The secretary of state was scheduled to travel to Ramallah on Wednesday morning for meetings with Palestinian Authority President Mahmoud Abbas and Prime Minister Salaam Fayad, and to fly out of Israel in the afternoon for meetings in Europe.
Abbas will urge Clinton to pressure Netanyahu to accept the two-state solution and to stop settlement construction, a PA spokesman said Tuesday.
While Abbas is ready to deal with any Israeli leader, "we are demanding a commitment as well from the Israel prime minister to the two-state solution and to the cessation of [building in] settlements, according to the road map," said Nabil Aburdene, official spokesman and an adviser to President Abbas.
The US-backed road map peace plan calls for a halt to all settlement construction, including for natural growth.
"The president will be clear with her that we are committed to our principles, that we are committed to the road map and the Arab peace initiative and to the understanding of Annapolis," Aburdene said.
The Arab League peace initiative calls for full Israeli withdrawal from "occupied Arab lands," the creation of a Palestinian state, and a "just solution" for Palestinian refugees in exchange for full normalization between Israel and Arab states.

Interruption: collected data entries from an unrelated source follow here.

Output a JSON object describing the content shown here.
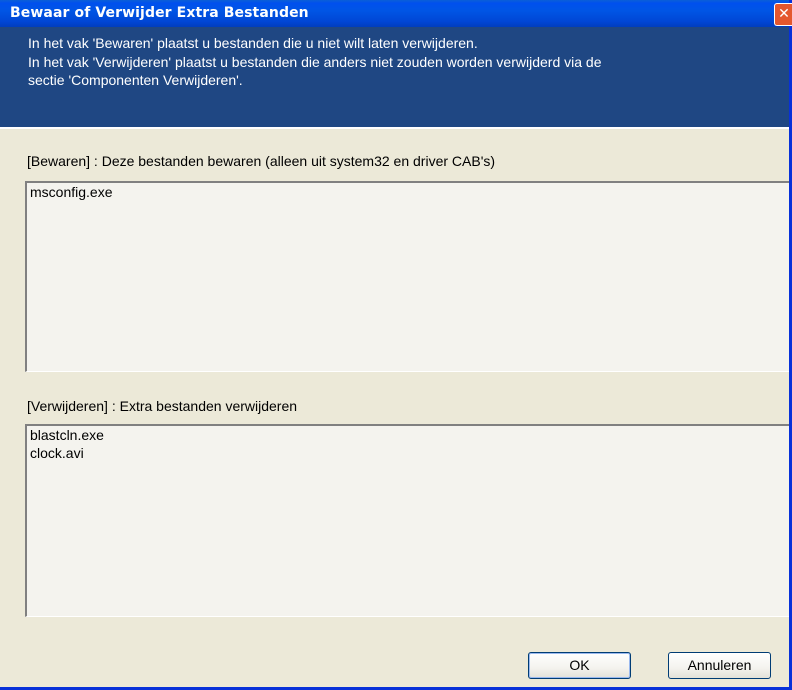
{
  "window": {
    "title": "Bewaar of Verwijder Extra Bestanden",
    "close_glyph": "✕"
  },
  "banner": {
    "line1": "In het vak 'Bewaren' plaatst u bestanden die u niet wilt laten verwijderen.",
    "line2": "In het vak 'Verwijderen' plaatst u bestanden die anders niet zouden worden verwijderd via de",
    "line3": "sectie 'Componenten Verwijderen'."
  },
  "keep": {
    "label": "[Bewaren] : Deze bestanden bewaren (alleen uit system32 en driver CAB's)",
    "items": [
      "msconfig.exe"
    ]
  },
  "remove": {
    "label": "[Verwijderen] : Extra bestanden verwijderen",
    "items": [
      "blastcln.exe",
      "clock.avi"
    ]
  },
  "buttons": {
    "ok": "OK",
    "cancel": "Annuleren"
  },
  "colors": {
    "titlebar": "#0055e5",
    "banner": "#1f4783",
    "dialog_bg": "#ece9d8",
    "close_button": "#e4572e"
  },
  "icons": {
    "close": "close-icon"
  }
}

Abbas wants Netanyahu to understand that a "comprehensive peace and a lasting peace means sitting down at the table and negotiating all six final-status issues, seriously and without any delay," Aburdene said.
Abbas's spokesman also welcomed Clinton's comment on Tuesday that her country will be "vigorously engaged" in the establishment of a Palestinian state.
"It's a positive step from the secretary," he said. "We urge her to continue her efforts to convince the [next] Israeli government to stop the settlement activities... These are important steps to pave the way for a new process that might lead to peace."